Stock Market Result Update on Bharat Forge for 1QFY2012 with an Accumulate recommendation and a Target Price of `325 (12 months).
Strong standalone performance: Bharat Forge (BFL) registered strong 36.1% yoy (4.4% qoq) growth in its standalone revenue to `858cr, primarily aided by a 67.1% (6.4% qoq) and 17.4% (2.2% qoq) yoy jump in exports and domestic revenue, respectively. EBITDA margin remained stable on a yoy as well as qoq basis at 24.3%, despite a surge in commodity prices. As a result, BFL posted a 63.9% yoy (down 3% qoq) jump in its net profit to `97cr, beating our estimates, owing to better performance at the operating level and higher other income.
Consolidated performance, better than our expectations: BFL reported better-than-expected 37% yoy (1.5% qoq) growth in its top line to `1,568cr, largely aided by continued improvement in operations at its US and European subsidiaries. EBITDA margin came in marginally below our estimate at 15.8%, down by 23bp yoy and 56bp qoq. However, PBT came in above our expectation, up 60.4% yoy (2.3% qoq), to `153cr, largely aided by improved operating performance.
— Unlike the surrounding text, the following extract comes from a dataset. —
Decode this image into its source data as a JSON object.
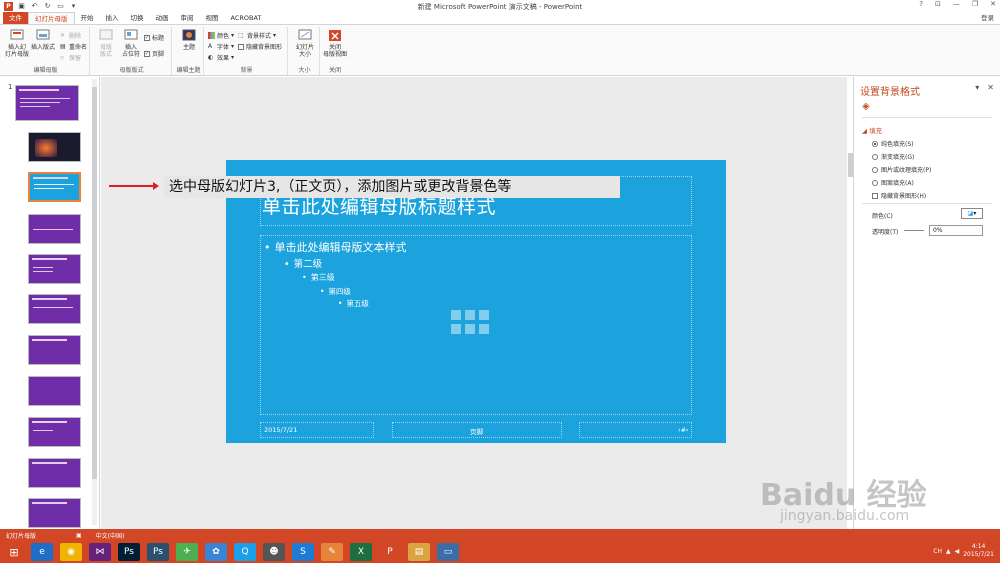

Outlook and valuation: We have revised our revenue and earnings estimates downwards to factor in the likely slowdown in the US and the European markets. Nonetheless, on account of the recent correction in the stock price, we maintain our Accumulate view on the stock. At `285, the stock is trading at 13.2x FY2013E EPS and 6.8x EV/EBITDA on a consolidated basis. Our revised target price works out to `325 (`351), at which levels the stock would trade at 15x P/E and 7.7x EV/EBITDA on FY2013E basis.